La croissance des salaires dans le monde n'a atteint que 1,7% en 2015, son plus bas niveau en quatre ans. Les inégalités s'aggravent au sein des pays, a dit jeudi à Genève l'OIT.
En dehors de la Chine où elle est rapide, la croissance mondiale est passée de 1,6% en 2012 à 0,9% en 2015, souligne le rapport des salaires 2016/2017 de l'organisation. En prenant en compte l'empire du Milieu, elle atteignait encore 2,5% en 2012 contre 1,7% en 2015.
L'augmentation plutôt forte constatée il y a quelques années dans les pays en développement 's'est ralentie' voire retournée, dit l'Organisation internationale du travail (OIT). Au sein du G20, la croissance des salaires réels a diminué de plus de 6% à 2,5%. En revanche, les pays développés de ce groupe ont avancé de 0,2% en 2010 à 1,7% en 2015, au plus haut depuis dix ans.
La croissance des salaires a notamment atteint 2,8% en Allemagne, 2,2% aux Etats-Unis, 1,9% dans les pays de l'UE et 1,5% dans le nord, le sud et l'ouest de l'Europe, dont en Suisse. Mais les pays développés sont confrontés à des incertitudes 'grandissantes', a relevé la directrice générale adjointe de l'OIT Deborah Greenfield.
Il est difficile de savoir si cette hausse va continuer, a-t-elle affirmé devant la presse. Globalement, à moyen terme, 'nous ne voyons pas les salaires augmenter en particulier en lien avec la productivité'. L'argent est davantage investi dans des secteurs qui ne la renforcent pas.
Trop d'inégalités
Une baisse des salaires pourrait augmenter le contexte déflationniste. Elle impacterait la consommation des ménages, la demande et la croissance économique. Aux Etats-Unis, il faudra aussi attendre l'arrivée de Donald Trump à la présidence. 'Il y a une préoccupation croissante' sur les conséquences qu'un changement de politique pourrait avoir sur ces questions.
Parmi les autres régions, la croissance reste solide en Asie/Pacifique à 4%, elle diminue à 3,4% en Asie centrale et de l'Ouest. Elle est estimée à 2,1% dans les Etats arabes, 2% en Afrique et se réduit de 1,3% en Amérique latine et de plus de 5% dans l'Est de l'Europe.
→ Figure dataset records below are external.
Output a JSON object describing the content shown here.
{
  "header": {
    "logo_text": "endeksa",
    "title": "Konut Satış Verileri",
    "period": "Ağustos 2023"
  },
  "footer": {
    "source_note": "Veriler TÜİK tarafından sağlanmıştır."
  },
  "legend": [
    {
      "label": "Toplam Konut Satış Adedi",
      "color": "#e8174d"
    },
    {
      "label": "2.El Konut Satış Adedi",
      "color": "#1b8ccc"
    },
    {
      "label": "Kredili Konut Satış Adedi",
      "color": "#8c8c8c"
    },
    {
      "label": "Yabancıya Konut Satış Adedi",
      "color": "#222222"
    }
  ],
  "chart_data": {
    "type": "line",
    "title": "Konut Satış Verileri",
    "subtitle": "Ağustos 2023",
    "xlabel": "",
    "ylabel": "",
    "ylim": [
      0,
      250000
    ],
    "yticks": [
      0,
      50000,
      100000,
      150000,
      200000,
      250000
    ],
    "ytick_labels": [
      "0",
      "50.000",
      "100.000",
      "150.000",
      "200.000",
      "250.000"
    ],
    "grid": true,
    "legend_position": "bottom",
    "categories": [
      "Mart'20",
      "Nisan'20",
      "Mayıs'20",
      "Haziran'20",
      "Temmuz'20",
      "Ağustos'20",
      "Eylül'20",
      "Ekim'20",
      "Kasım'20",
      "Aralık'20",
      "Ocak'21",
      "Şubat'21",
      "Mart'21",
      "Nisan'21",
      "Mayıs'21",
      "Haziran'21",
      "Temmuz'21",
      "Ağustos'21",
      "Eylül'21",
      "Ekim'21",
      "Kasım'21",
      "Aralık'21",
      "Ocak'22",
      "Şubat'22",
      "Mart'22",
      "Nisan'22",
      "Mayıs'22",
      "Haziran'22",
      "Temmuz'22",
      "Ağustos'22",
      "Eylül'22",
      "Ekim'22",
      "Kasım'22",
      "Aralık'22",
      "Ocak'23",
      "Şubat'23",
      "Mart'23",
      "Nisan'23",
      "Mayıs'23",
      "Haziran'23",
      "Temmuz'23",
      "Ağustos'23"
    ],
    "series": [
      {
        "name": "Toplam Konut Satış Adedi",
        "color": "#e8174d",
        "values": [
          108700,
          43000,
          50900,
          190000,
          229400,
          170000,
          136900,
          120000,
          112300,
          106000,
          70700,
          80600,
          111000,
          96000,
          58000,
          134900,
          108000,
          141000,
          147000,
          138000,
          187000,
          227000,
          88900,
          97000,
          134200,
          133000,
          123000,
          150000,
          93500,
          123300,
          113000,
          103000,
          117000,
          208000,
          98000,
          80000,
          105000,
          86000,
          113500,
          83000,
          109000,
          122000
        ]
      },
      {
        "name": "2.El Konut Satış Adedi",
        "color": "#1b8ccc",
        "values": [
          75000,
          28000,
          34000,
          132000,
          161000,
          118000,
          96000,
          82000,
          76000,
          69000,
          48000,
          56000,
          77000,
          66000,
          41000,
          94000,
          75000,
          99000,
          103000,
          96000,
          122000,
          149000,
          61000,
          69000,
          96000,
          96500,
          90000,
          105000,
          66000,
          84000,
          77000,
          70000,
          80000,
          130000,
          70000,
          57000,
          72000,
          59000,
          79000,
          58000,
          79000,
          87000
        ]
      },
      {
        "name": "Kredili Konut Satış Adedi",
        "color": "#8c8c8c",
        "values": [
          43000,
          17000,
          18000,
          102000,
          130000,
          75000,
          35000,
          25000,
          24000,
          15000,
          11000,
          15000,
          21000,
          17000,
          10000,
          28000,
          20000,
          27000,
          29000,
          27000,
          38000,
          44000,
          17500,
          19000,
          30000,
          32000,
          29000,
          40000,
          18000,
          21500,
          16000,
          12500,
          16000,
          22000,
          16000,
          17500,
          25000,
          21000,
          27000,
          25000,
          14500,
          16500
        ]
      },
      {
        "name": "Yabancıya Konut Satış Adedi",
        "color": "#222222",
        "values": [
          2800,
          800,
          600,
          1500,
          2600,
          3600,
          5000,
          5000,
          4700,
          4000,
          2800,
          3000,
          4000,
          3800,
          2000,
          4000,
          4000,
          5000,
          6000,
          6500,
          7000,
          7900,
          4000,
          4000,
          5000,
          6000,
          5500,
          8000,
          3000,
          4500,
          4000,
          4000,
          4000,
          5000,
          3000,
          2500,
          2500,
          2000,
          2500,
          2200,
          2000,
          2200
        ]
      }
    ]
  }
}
Selon l'OIT, les inégalités s'aggravent. Dans la plupart des pays, le 1% le mieux rémunéré progresse davantage que les 10% les plus riches qui avancent eux-mêmes largement par rapport aux autres employés.
En Europe, les 10% les mieux dotés obtiennent un quart de la totalité des salaires. Soit presque autant que les 50% les moins bien payés. La part des mieux rémunérés est encore plus importante dans les pays émergents.
Les écarts entre les hommes et les femmes sont d'environ 20% en Europe. Mais ce décalage augmente à environ 45% parmi le 1% le mieux payé. Pour les patrons, il dépasse même 50%.
Inégalité dans les entreprises
Pour la première fois, le rapport évalue les écarts au sein des entreprises. Les inégalités entre les 10% des sociétés les mieux dotées par rapport aux 10% les plus basses sont plus fortes dans les les pays en développement.
En Europe, environ 80% des employés sont moins bien payés que la moyenne de leur entreprise. Parmi le 1% des entreprises qui attribuent les plus hauts salaires moyens, le 1% le mieux rémunéré se voit attribuer 120 fois plus que celui le moins bien doté.
La contribution des inégalités au sein des entreprises au décalage salarial total atteint environ 50%, explique Mme Greenfield. Le rapport ne donne pas de recommandation sur un écart. Mais la directrice générale adjointe affirme que les différentes initiatives soumises au vote en Suisse constituent 'le type de cadre réglementaire' pour une distribution 'plus abordable'.
'Il faut un mélange de politiques', ajoute-t-elle toutefois. Outre la régulation ou l'autorégulation des rémunérations excessives, l'OIT considère que les salaires minimaux, adoptés ou étendus par de nombreux pays récemment, et la négociation collective constituent des moyens décisifs pour réduire les inégalités. Elle recommande encore une meilleure productivité au sein d'entreprises durables.